Se você pensa sobre a situação de jornais nesse estado atual da humanidade, saiba que agora temos checagens internacionais e tudo passa por um padrão global que não permita qualquer divergência com esse mesmo padrão global. As instituições emissoras de informação formam um grande monopólio universal de padrão universal e não há diferença no que notificam, já que estão em perfeita harmonia universal e universalizante. Se toda revolução informativa no passado gerou uma descentralização informacional, tal descentralidade foi resolvida com centralização universalizante e isso foi possível graças a natureza da era digital que podia entrar em contato com todos. 


Toda vez que uso banheiro, vejo a câmera a me olhar. Toda vez que entro no computador, sei que meus dados são compartilhados em tempo real e são fiscalizados pelos mais fantásticos agentes que só querem o meu bem.

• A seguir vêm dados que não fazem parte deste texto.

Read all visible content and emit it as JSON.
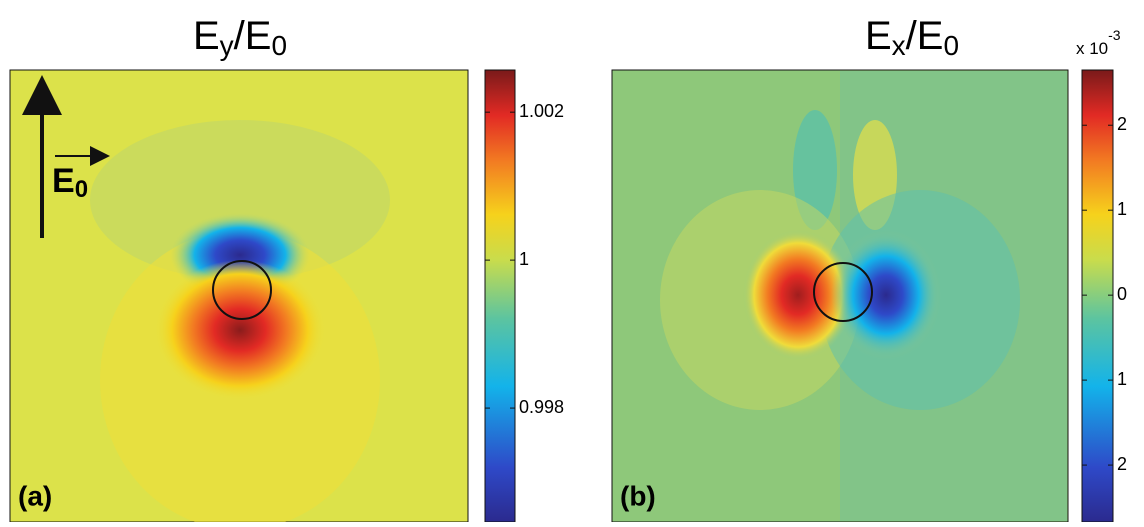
{
  "chart_data": [
    {
      "type": "heatmap",
      "title": {
        "symbol": "E",
        "sub": "y",
        "divisor": "/E",
        "divisor_sub": "0"
      },
      "panel_label": "(a)",
      "field_label": {
        "symbol": "E",
        "sub": "0"
      },
      "clim": [
        0.99646,
        1.00257
      ],
      "cticks": [
        0.998,
        1,
        1.002
      ]
    },
    {
      "type": "heatmap",
      "title": {
        "symbol": "E",
        "sub": "x",
        "divisor": "/E",
        "divisor_sub": "0"
      },
      "panel_label": "(b)",
      "colorbar_multiplier": {
        "base": "x 10",
        "exponent": "-3"
      },
      "clim": [
        -2.67,
        2.65
      ],
      "cticks": [
        {
          "value": -2,
          "label": "2"
        },
        {
          "value": -1,
          "label": "1"
        },
        0,
        1,
        2
      ]
    }
  ]
}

Toda vez que transo virtualmente, meus dados são compartilhados e serão reunidos em novas soluções científicas que darão mais e mais felicidade simulada. Toda revolta pode ser superada por um remédio e até a tristeza poética se consegue com um simples remédio ou uma realidade virtual que nos transborda de grandes amores. 


A linguagem antiga foi sendo resolvida com uma revisão universalista. Até livros nocivos como a Bíblia, a Torá e o Alcorão foram sendo revisados e reescritos conformes o padrão universalista. Naquele tempo, a linguagem se tornou neutra e o a pretensão universal de cada religião foi sendo localizada numa grande religião global. Alguns se assustaram quando uma série de intelectuais ilustres e progressistas lançaram um novo livro religioso. Alguns disseram que a religião deveria ser abolida. Outros disseram que a religião tinha acabado numa mensagem revelada em dada época. Tolos, simplesmente tolos: se o abraamismo foi criado em épocas específicas e com mensagens específicas, uma nova religião global tinha que chegar algum dia e essa religião seria mais do que definitiva, superando todas as carências religiosas anteriores. O novo livro religioso reunia a nova humanidade religiosa.


A única coisa que me preocupa é o fato de que surgiu mais uma nova tecnologia. Não que eu queira ser reacionário para com tanta igualdade e felicidade. Não que eu queira atacar a liberdade da realidade simulada. Longe de mim ser contra tal progresso. É que agora eles podem também alterar os estados de minha consciência, incluindo mentalidades e ideias, substituindo mentalidades “defeituosas” por novas mentalidades progressas. Querem até mesmo abolir a separação entre as diferentes consciências. Eles anunciaram: a mente humana é o último entrave ao progresso, a individualidade é um erro e a consciência individual deve ser abolida. Se a mente era, até agora, o único ponto de divergência num mundo igualitário e perfeito – agora até mesmo a consciência pode ser cientificamente condicionada para mais felicidade humana. Enquanto eles colocam o maquinário na minha cabeça e meus pensamentos são registrados nesse relatório que vocês leem, eu tenho muito medo e… Na verdade, essa foi a melhor coisa que me ocorreu, para que serviria essa bobagem de consciência individual? Agora a humanidade é toda um único ser acoplado entre si, nem a solidão mais existe e tudo é um. Fui liberto de mim. Fui salvo de mim mesmo. Não há mais sofrimento e solidão. Obrigado, agradeço- lhes por terem abolido a solidão de minha consciência precária.